RL4RLA: Teaching ML to Discover Randomized Linear Algebra Algorithms through Curriculum Design and Graph-based Search
Abstract
Randomized linear algebra (RLA) algorithms are essential for scaling scientific computing and machine learning, yet their discovery remains mostly a manual process that requires deep expert knowledge and inspiration. While Reinforcement Learning (RL) offers a pathway to automation, standard approaches struggle with sparse reward landscapes and vast search spaces inherent to high-performing RLA algorithms. We present RL4RLA, a general RL framework that automates the discovery of interpretable, symbolic RLA algorithms.

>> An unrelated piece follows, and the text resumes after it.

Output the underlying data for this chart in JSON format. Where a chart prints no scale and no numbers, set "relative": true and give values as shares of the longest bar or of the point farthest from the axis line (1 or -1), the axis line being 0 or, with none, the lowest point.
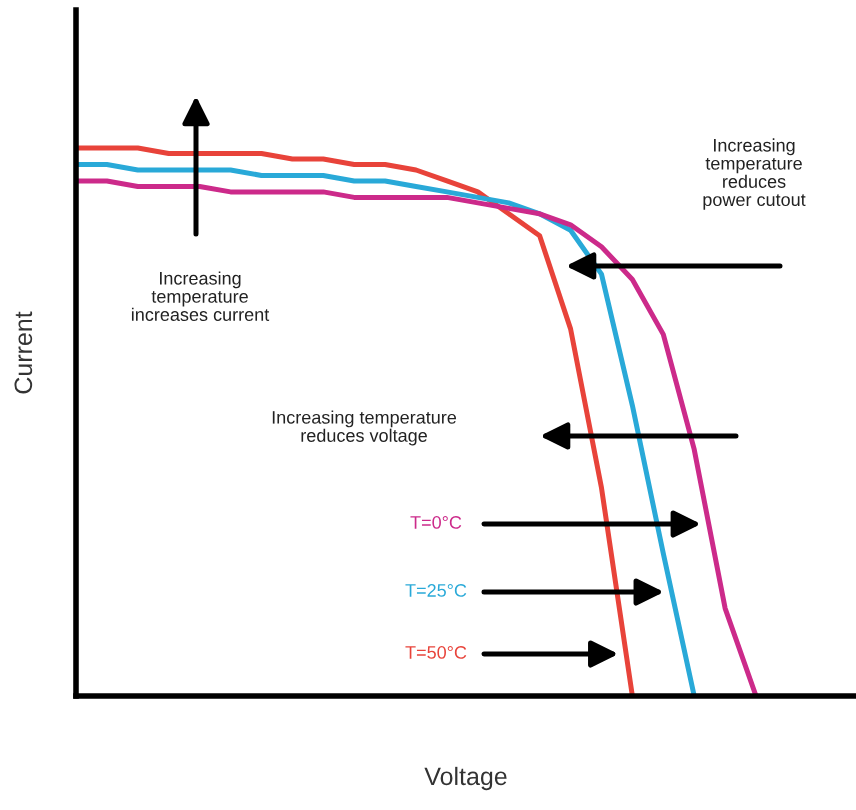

Unlike black-box approaches, our method builds explicit algorithms from basic linear algebra primitives, ensuring verifiable and implementable representations. To enable efficient discovery, we introduce: (1) a numerical curriculum that progressively increments problem difficulty to encode domain-based inductive bias; (2) Monte Carlo Graph Search (MCGS), which optimizes exploration by identifying and merging equivalent partial algorithms. We demonstrate that RL4RLA rediscovers state-of-the-art methods—including sketch-and-precondition solvers, Randomized Kaczmarz, and Newton Sketch—and can be targeted to produce algorithms optimized for specific trade-offs between accuracy, speed, and stability.